Online Activities for Music Information and Acoustics Education and Psychoacoustic Data Collection

International Conference on Music Information Retrieval (ISMIR)
September 14-18, 2008 in Philadelphia, PA
By: Travis M. Doll, Ray V. Migneco and Youngmoo E. Kim


Abstract


Online collaborative activities[1] provide a powerful platform for the collection of psychoacoustic data on the perception of audio and music from a very large number of subjects. Furthermore, these activities can be designed to simultaneously educate users about aspects of music information and acoustics, particularly younger students in grades K-12. We have created prototype interactive activities illustrating aspects of two different sound and acoustics concepts: musical instrument timbre and the cocktail party problem[2] (sound source isolation within mixtures). These activities also provide a method of collecting perceptual data related to these problems with a range of parameter variation that is difficult to achieve for large subject populations using traditional psychoacoustic evaluation. We present preliminary data from a pilot study where middle school students were engaged with the two activities to demonstrate the potential benefits as a platform for education and data collection.


Timbre Game


Timbre Modifier:

  • Analyzes timbre of real musical instruments with a time and frequency representation [3]
  • Interface allows players to alter an instrument’s timbre by drawing amplitude curves and dragging harmonic weights

Timbre Listener:

  • Players listen to instruments created by other players to determine if they can identify the source instrument
  • Evaluates player’s ability to detect instruments subject to amplitude and spectral modification


Cocktail Party Game


Room Creation:

  • Provides a visual representation of the acoustic environment, including the listener and source locations
  • Illustrates the effects of reverberation and interfering sounds on the sources in the room
  • Listening Room:

    • Players listen to mixture of voices in a configuration that was created by other players to determine if the speaker of interest is in the room
    • Evaluates the ability of a listener to detect a known person's voice within a mixture of voices in a room


    Results



    Figure 3: Players’ accuracy for correctly identifying instruments and families versus Signal to Noise Ratios.

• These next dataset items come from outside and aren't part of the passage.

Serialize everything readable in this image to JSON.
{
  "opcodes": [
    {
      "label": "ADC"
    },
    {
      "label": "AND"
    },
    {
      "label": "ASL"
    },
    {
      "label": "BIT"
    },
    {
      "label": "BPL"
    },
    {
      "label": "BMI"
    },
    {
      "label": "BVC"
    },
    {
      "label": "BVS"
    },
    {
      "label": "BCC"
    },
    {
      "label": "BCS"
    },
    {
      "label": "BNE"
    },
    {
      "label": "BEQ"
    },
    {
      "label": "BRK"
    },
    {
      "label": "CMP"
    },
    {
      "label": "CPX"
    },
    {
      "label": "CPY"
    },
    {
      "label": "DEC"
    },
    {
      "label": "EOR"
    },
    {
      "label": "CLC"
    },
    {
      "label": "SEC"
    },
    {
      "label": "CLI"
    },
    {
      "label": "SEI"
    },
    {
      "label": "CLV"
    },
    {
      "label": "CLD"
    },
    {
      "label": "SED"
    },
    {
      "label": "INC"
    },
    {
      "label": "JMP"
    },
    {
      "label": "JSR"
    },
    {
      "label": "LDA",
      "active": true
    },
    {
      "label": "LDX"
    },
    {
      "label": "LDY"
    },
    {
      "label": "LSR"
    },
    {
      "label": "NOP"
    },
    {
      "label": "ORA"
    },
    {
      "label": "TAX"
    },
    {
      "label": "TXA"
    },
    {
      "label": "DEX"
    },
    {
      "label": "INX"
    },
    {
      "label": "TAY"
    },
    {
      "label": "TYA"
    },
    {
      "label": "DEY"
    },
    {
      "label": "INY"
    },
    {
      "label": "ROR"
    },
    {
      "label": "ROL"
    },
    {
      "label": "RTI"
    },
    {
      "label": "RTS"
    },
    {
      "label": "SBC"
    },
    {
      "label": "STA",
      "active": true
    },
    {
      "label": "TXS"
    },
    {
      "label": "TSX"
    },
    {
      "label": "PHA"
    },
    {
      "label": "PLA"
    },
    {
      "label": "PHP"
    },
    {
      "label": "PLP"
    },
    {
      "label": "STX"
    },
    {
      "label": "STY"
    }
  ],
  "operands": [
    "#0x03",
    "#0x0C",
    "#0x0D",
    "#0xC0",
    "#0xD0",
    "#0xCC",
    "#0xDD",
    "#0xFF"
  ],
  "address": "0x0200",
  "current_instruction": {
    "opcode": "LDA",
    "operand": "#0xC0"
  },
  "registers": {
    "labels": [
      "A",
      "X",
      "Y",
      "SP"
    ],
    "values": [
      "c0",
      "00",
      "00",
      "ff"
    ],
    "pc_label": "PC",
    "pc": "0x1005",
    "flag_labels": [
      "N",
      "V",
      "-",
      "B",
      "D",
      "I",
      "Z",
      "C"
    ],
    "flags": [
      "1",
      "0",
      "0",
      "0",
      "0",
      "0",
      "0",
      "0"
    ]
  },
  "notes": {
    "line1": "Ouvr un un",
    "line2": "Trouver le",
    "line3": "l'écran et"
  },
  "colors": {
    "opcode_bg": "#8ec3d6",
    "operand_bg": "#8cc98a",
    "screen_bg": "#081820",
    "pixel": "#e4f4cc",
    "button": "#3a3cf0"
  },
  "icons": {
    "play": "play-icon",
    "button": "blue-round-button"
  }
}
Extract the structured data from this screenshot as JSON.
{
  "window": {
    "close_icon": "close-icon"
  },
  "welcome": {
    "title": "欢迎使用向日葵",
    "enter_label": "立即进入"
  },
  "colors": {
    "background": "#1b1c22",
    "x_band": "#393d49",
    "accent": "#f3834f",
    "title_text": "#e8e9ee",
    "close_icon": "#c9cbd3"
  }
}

    Figure 4: Players’ accuracy for correctly detecting the presence of the speaker of interest versus Signal to Interference plus Noise Ratio.

    Both games were tested at a music magnet school with 56 8th grade students under the following conditions:

    • Students worked individually using headphones
    • Given 20 minute sessions with each game component
    • Over 350 sounds were created for each game
    • Over 800 listening trials obtained from each game
    • Generally better detection accuracy with higher SNR for speech, less so for musical instrucments


    Research Objectives


    In these applications we seek to collect human evaluation data pertaining to perceptual thresholds on a large scale. In particular, with the Timbre Game we can:

    • Utilize the creation component to find the threshold at which an instrument’s timbre can be altered while maintaining the identity of the instrument
    • Examine the results of the listening component to evaluate human ability to identify an instrument with modified timbre
      • Similarily, for the Cocktail Party Game, we can:
        • Obtain thresholds for speech intelligibility as the player adds more voices to the mixture in the creation component
        • Find thresholds of human ability to perceive if a speaker is present in a mixture with interfering voices

        With the data collected we hope to learn more about the features of audio most relevant to human auditory perception.


        Future Work


        In the future, we plan to improve these applications by:

        • Serving our applications to the internet in order to collect data from a more diverse subject population
        • Allowing players to record their own sounds for immediate use in the games

        Furthermore, we wish to pursue a detailed analysis of acquired performance data for cases that deviate from anticipated “difficulty” in terms of SNR.


        References


        [1] L. von Ahn, “Games with a purpose,” Computer, vol. 39, no. 6, pp. 92-94, 2006.
        [2] L. J. Stifelman, “The cocktail party effect in auditory interfaces: a study of simultaneous presentation,” in MIT Media Laboratory Technical Report, 1994.
        [3] P. Iverson and C. L. Krumhansl, “Isolating the dynamic attributes of musical timbre,” in Journal of Acoustic Society of America, vol. 94, no. 5, 1993, pp. 2585-2603.